Neil Young once sang, “It’s better to burn out than it is to rust.” But that’s not how the researchers at Technion see it in regard to hydrogen production.
The Technion team from Israel is using a combination of solar energy, photoelectrolysis, iron oxide (rust), and ultrathin films at a nanoscale to produce hydrogen cheaply and efficiently.
According to Times of Israel, “In order to produce hydrogen, you need to split water into its components, oxygen and hydrogen.
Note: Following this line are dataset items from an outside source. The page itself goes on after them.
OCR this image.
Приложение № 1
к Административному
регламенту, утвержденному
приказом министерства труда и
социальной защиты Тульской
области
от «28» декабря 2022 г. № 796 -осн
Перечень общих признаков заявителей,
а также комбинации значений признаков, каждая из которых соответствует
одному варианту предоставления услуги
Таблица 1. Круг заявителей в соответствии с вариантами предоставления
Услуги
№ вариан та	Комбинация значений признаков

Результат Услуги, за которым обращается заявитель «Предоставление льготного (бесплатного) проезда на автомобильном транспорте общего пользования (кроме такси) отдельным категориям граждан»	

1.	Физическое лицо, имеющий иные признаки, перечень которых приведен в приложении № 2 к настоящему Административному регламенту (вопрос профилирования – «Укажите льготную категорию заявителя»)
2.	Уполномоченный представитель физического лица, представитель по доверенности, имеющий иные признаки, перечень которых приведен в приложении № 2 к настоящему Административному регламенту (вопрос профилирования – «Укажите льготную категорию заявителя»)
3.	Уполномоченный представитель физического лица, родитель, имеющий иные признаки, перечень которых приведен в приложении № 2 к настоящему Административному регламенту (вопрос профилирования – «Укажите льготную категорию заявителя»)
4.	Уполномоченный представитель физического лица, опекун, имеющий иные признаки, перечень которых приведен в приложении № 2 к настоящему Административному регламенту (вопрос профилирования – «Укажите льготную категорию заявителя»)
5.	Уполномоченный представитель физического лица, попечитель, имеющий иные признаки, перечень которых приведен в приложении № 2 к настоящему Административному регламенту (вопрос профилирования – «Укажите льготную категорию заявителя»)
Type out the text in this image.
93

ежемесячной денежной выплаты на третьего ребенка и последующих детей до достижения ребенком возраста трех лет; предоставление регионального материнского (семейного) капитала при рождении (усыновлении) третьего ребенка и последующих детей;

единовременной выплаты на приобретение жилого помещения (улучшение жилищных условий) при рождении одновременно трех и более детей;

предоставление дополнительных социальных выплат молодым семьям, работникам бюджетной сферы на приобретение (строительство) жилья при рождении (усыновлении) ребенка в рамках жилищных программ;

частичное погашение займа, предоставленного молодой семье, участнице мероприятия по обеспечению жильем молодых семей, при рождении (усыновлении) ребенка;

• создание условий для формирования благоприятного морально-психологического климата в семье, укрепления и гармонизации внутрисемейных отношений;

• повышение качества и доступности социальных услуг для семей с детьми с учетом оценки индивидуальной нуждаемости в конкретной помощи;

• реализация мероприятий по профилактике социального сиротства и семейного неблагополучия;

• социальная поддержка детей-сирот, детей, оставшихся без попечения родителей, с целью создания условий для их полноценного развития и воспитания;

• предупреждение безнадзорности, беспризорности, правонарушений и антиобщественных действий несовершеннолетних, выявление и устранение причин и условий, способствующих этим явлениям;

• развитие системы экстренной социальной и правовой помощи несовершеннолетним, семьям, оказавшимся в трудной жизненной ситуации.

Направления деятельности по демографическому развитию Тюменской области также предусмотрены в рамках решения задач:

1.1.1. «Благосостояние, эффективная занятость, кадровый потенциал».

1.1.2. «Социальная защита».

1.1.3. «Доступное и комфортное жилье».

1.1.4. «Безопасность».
In commercial hydrogen production, that work is done at hydrogen production plants powered by fossil fuels, with the hydrogen transported to where it can be used – itself a major headache, because you have to build special, expensive pipes to resist hydrogen’s corrosive properties.
“The Technion-developed solution avoids both those issues by utilizing the process of photoelectrolysis, using solar power to generate power to divide water molecules. Using photoelectrolysis, the Technion team’s approach solves both the storage and the electricity generation problem in hydrogen production, said Rothschild. ‘Our approach is the first of its kind. We have found a way to trap light in ultrathin films of iron oxide that are 5,000 thinner than an office paper. This enables achieving high solar energy conversion efficiency and low materials and production costs.’”
Now many battery electric car advocates will state that they would prefer that solar energy be used directly to charge a battery inside a car rather than the produce hydrogen. That rationale however doesn’t hold water when the solar panels (or thin film) is immersed inside of the water creating a reaction to produce hydrogen.
Now, I’ve talked before about a couple of different studies using photoelectrocatalytics using sunlight and water to create hydrogen. This area holds a lot of promise for creating hydrogen onsite and on-demand for vehicles and other applications. My personal belief is that we’re just around the corner from a massive game-changing breakthrough in this area.